(1.) These appeals are preferred against the conviction and sentence in S.C. No. 352/2003 of Additional District and Sessions Judge (Adhoc), Fast Track-1, Pathanamthilta for offence punishable u/s. 55(a) and (g) of Abkari Act. The appellants are accused 1 to 3 in the above case and they were sentenced to undergo rigorous imprisonment for a period of 4 years and to pay a fine of 1 lakh in default, simple imprisonment for two years each for the offence punishable u/s. 55(a) of the Abkari Act, and to undergo rigorous imprisonment for two years and to pay fine of 1 lakh, in default, simple imprisonment for two years each for the offence punishable u/s. 55(g) of the Abkari Act.

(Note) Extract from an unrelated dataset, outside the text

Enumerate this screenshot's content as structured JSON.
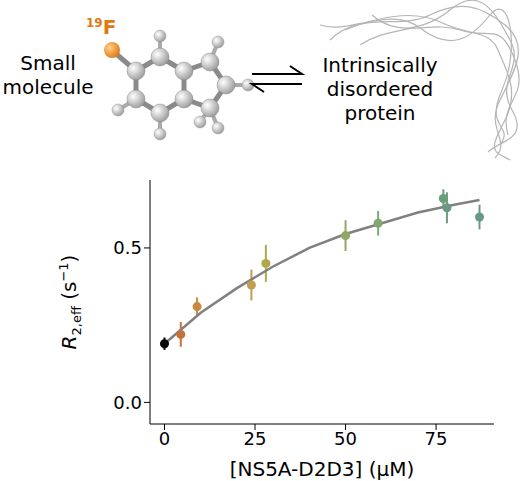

The facts necessary for the indictment were that on 13.8.1999 at 1 p.m., when the Excise Inspector and Party of Adoor Excise Range Office were on patrol duty, they got reliable information that the appellants were manufacturing illicit arrack in Chellakottu Veedu, House No. XI/454 of Ezhamkulam Panchayath. On the basis of that information, they arrived at the place of occurrence and detected the offence. After completing investigation, they laid charge before Judicial First Class Magistrate Court, Adoor, from where it was committed to Sessions Court, Pathanamthitta for trial.
(2.) To prove the offence, the prosecution examined PWs 1 to 5 and admitted Exts. P1 to P10 in evidence and marked Mos 1 to 4 series as material objects. The incriminating circumstances brought out in evidence were denied by the accused while questioning u/s. 313 Cr.P.C. Appellants were heard u/s. 232 Cr.P.C. DW1 and DW2 were examined in support of their defence and Ext. D1 was marked while cross examination of PW1. The trial Court, after analysing the oral and documentary evidence, convicted the accused.
(3.) The learned counsel appearing for the appellants contended that the search and seizure were conducted by the Excise Inspector, violating the benevolent provisions of Code of Criminal Procedure. Two respectable independent witnesses of the locality had not participated in the search. Their presence is necessary, because the ownership and possession of the searched house is vested in another person. The offence was detected in a place where large number of people reside. In such a situation, presence of independent witnesses is necessary to prove search and seizure. There is no evidence to show that the house was in possession of the first accused (appellant in Crl.Appeal No. 115/2005). Actually, the house was in possession of one Markose, who was not arrayed as an accused in this case. There was no independent evidence to prove search and seizure.